A huge ramification of this as we move into the next decade will be the opportunity to create transformer-friendly hardware that works for both vision and NLP tasks. Right now, there is much debate as to whether the intelligent agents (IoT cameras, Alexa and Google Home devices, etc.) will perform inference on the cloud or directly on the device itself. Is that little device just a dumb sensor sending signals to a specialized brain in the cloud, or is it a little general purpose learner using its own silicone to recognize your face and listen to your commands—perhaps preferable to privacy advocates, as the data never leaves teh device. Moreover, a more homogeneous landscape of model architectures will have repercussions as to whether the edge beats the cloud.
IV. Data Power and the Synthetic Data for Computer Vision
We’ve talked about algorithms and hardware. We now fall on the most important piece of the AI puzzle: data.
The historic trends show us the following: one, algorithms are becoming more generic, and two, the guard rails of human engineering become smaller. The consequence of this is that the performance of computer vision is more dependent on the data used to train it. This should not come as a surprise, we all see the tech giants amassing huge datasets.
However, getting huge datasets is not the answer to more powerful AI. Because these data sets, whether they’re scraped from the internet or painstakingly staged and captured in house, are not the best to train more generic autonomous algorithms. This “real data” allows for all the bias of the real world to inevitably creep into the computer vision algorithms. Further, real data is not easily fed into training: it needs to be cleaned, labelled, annotated, and fixed.

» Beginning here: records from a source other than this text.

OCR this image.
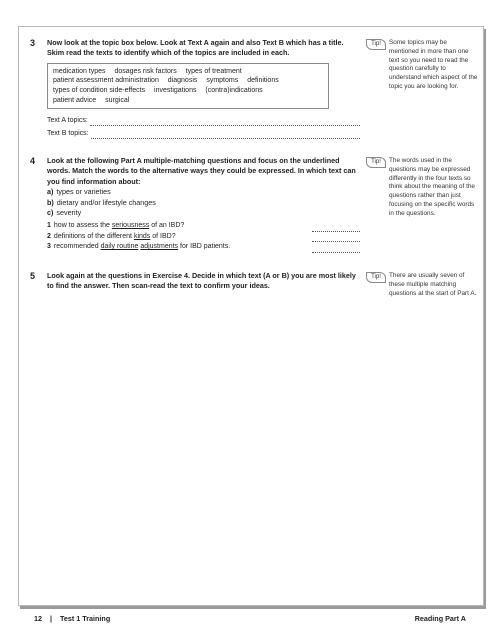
3 Now look at the topic box below. Look at Text A again and also Text B which has a title. Skim read the texts to identify which of the topics are included in each.
medication types dosages risk factors types of treatment
patient assessment administration diagnosis symptoms definitions
types of condition side-effects investigations (contra)indications
patient advice surgical
Text A topics:
Text B topics:
Tip!	Some topics may be mentioned in more than one text so you need to read the question carefully to understand which aspect of the topic you are looking for.
4 Look at the following Part A multiple-matching questions and focus on the underlined words. Match the words to the alternative ways they could be expressed. In which text can you find information about:
a) types or varieties
b) dietary and/or lifestyle changes
c) severity
1 how to assess the seriousness of an IBD?
2 definitions of the different kinds of IBD?
3 recommended daily routine adjustments for IBD patients.
Tip!	The words used in the questions may be expressed differently in the four texts so think about the meaning of the questions rather than just focusing on the specific words in the questions.
5 Look again at the questions in Exercise 4. Decide in which text (A or B) you are most likely to find the answer. Then scan-read the text to confirm your ideas.
Tip!	There are usually seven of these multiple matching questions at the start of Part A.
12 | Test 1 Training	Reading Part A
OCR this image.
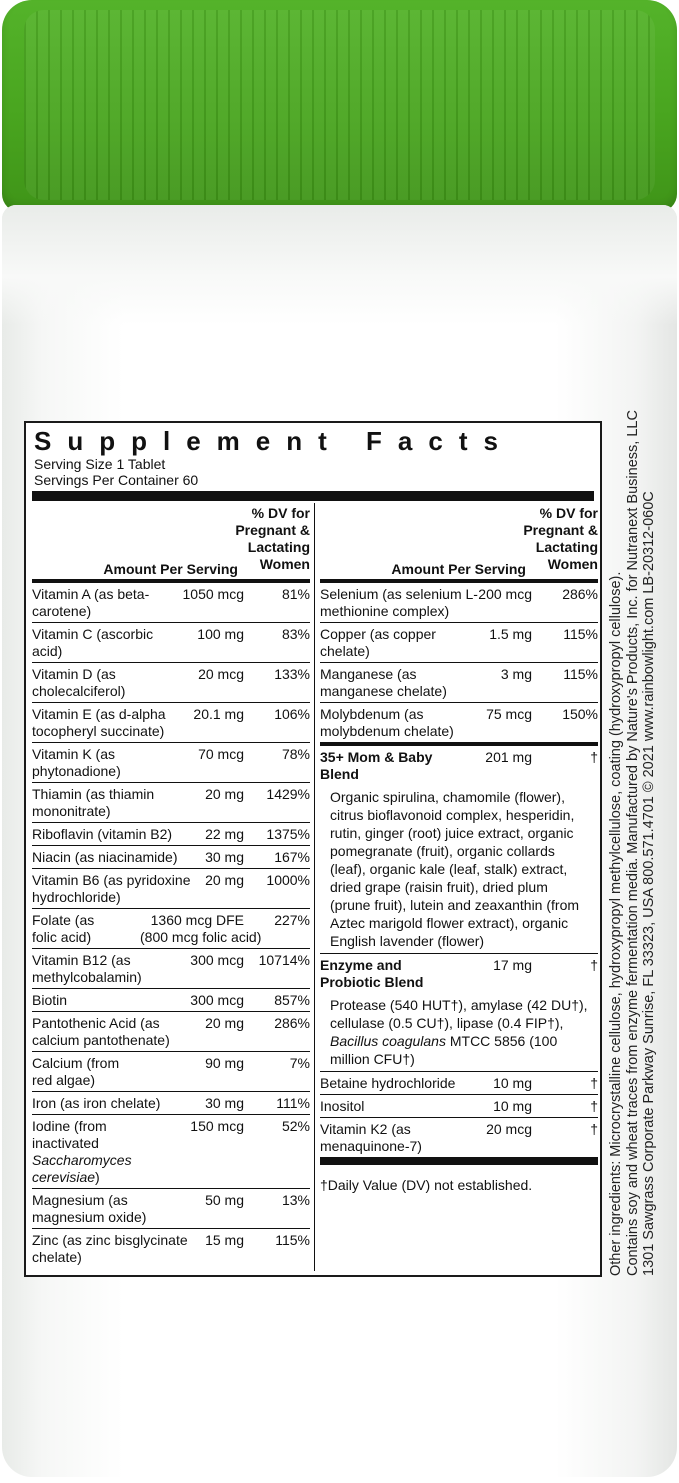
Supplement Facts
Serving Size 1 Tablet
Servings Per Container 60
% DV for
Pregnant &
Lactating
Women
Amount Per Serving
Vitamin A (as beta-carotene)
1050 mcg	81%
Vitamin C (ascorbic acid)
100 mg	83%
Vitamin D (as cholecalciferol)
20 mcg 133%
Vitamin E (as d-alpha tocopheryl succinate)
20.1 mg 106%
Vitamin K (as phytonadione)
70 mcg	78%
Thiamin (as thiamin mononitrate)
20 mg 1429%
Riboflavin (vitamin B2)	22 mg 1375%
Niacin (as niacinamide)	30 mg 167%
Vitamin B6 (as pyridoxine hydrochloride)
20 mg 1000%
Folate (as folic acid)
1360 mcg DFE 227%
(800 mcg folic acid)
Vitamin B12 (as methylcobalamin)
300 mcg 10714%
Biotin	300 mcg 857%
Pantothenic Acid (as calcium pantothenate)
20 mg 286%
Calcium (from red algae)
90 mg	7%
Iron (as iron chelate)	30 mg 111%
Iodine (from inactivated Saccharomyces cerevisiae)
150 mcg	52%
Magnesium (as magnesium oxide)
50 mg	13%
Zinc (as zinc bisglycinate chelate)
15 mg 115%
% DV for
Pregnant &
Lactating
Women
Amount Per Serving
Selenium (as selenium L-methionine complex)
200 mcg 286%
Copper (as copper chelate)
1.5 mg 115%
Manganese (as manganese chelate)
3 mg 115%
Molybdenum (as molybdenum chelate)
75 mcg 150%
35+ Mom & Baby Blend
201 mg	†
Organic spirulina, chamomile (flower), citrus bioflavonoid complex, hesperidin, rutin, ginger (root) juice extract, organic pomegranate (fruit), organic collards (leaf), organic kale (leaf, stalk) extract, dried grape (raisin fruit), dried plum (prune fruit), lutein and zeaxanthin (from Aztec marigold flower extract), organic English lavender (flower)
Enzyme and Probiotic Blend
17 mg	†
Protease (540 HUT†), amylase (42 DU†), cellulase (0.5 CU†), lipase (0.4 FIP†), Bacillus coagulans MTCC 5856 (100 million CFU†)
Betaine hydrochloride	10 mg	†
Inositol	10 mg	†
Vitamin K2 (as menaquinone-7)
20 mcg	†
†Daily Value (DV) not established.	Other ingredients: Microcrystalline cellulose, hydroxypropyl methylcellulose, coating (hydroxypropyl cellulose). Contains soy and wheat traces from enzyme fermentation media. Manufactured by Nature's Products, Inc. for Nutranext Business, LLC 1301 Sawgrass Corporate Parkway Sunrise, FL 33323, USA 800.571.4701 © 2021 www.rainbowlight.com LB-20312-060C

So, we find ourselves poised at the precipice of a technological turn as significant as the introduction of neural nets and transformers. Data is the big hurdle holding back computer vision. And the solution, we would argue, is synthetic data. A quick definition: synthetic data is data created and generated by a computer (think video games or the CGI you see in movies). Full control over this virtual world means pixel perfect labels (think metadata such as which pixels correspond to a face in an image), even labels which may be impossible to label in real world datasets.
Synthetic data is still in the early days. Much like feature engineering in the 2010s, each synthetic dataset is currently designed by hand using human intuition. But as we speak (or read, as it were) startups (including us!) are building the systems which will allow us to generate infinite streams of synthetic data which are designed by learning systems themselves.
Automated synthetic data generation, or as we like to think of it, the advent of a generative platform for synthetic data sets, will be a game changer for computer vision. A decade from now, computer vision algorithms will be constantly improving through a process known as lifelong learning. The model will recognize its weaknesses, generate new synthetic data for that weakness, and train on that dataset. The best part: this will all be automated. An invisible process running on hordes of GPUs somewhere in the cloud.
That’s what we can expect as we enter the 2020s: it is about data, and more specifically, synthetic data. This is what will optimize and enable more complex computer vision.